Athletes understand this instinctively. A runner doesn’t train to become valuable. Training develops capacity, not worth.
In the same way, spiritual growth is not about proving ourselves to God. It’s about participating in the kind of life we were created for.
Prayer, repentance, community, wisdom, service, healthy habits. These are not attempts to earn grace. They are ways we train ourselves to live in it.
The Apostle Paul even used the language of training when he wrote, “Train yourself for godliness.” Not earn. Train.
That matters because hustle culture has discipled many of us into believing everything must be achieved. Success. Status. Attention. Identity. Even rest becomes another performance metric.

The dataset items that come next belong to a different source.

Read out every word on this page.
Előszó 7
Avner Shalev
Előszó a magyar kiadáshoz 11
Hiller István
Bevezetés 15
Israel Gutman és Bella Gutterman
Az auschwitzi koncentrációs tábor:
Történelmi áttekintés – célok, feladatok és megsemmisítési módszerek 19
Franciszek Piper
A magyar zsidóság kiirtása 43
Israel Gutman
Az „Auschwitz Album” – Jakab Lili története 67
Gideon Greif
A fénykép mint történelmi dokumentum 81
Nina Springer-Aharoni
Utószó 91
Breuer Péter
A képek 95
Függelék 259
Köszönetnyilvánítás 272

Eventually we begin to assume God must work the same way.
But the Gospel pushes back against both extremes.
Against hustle culture, it says:
You do not have to earn your worth.
Against apathy culture, it says:
Your life still matters deeply, so don’t waste it drifting.
Grace is not permission to stay stuck.
And effort is not the same thing as striving.
Real transformation requires participation, but it is powered by grace.
Maybe that’s the tension many people are trying to navigate right now.
Not whether they should care.
Not whether they should try.
But whether they are trying from acceptance or for acceptance.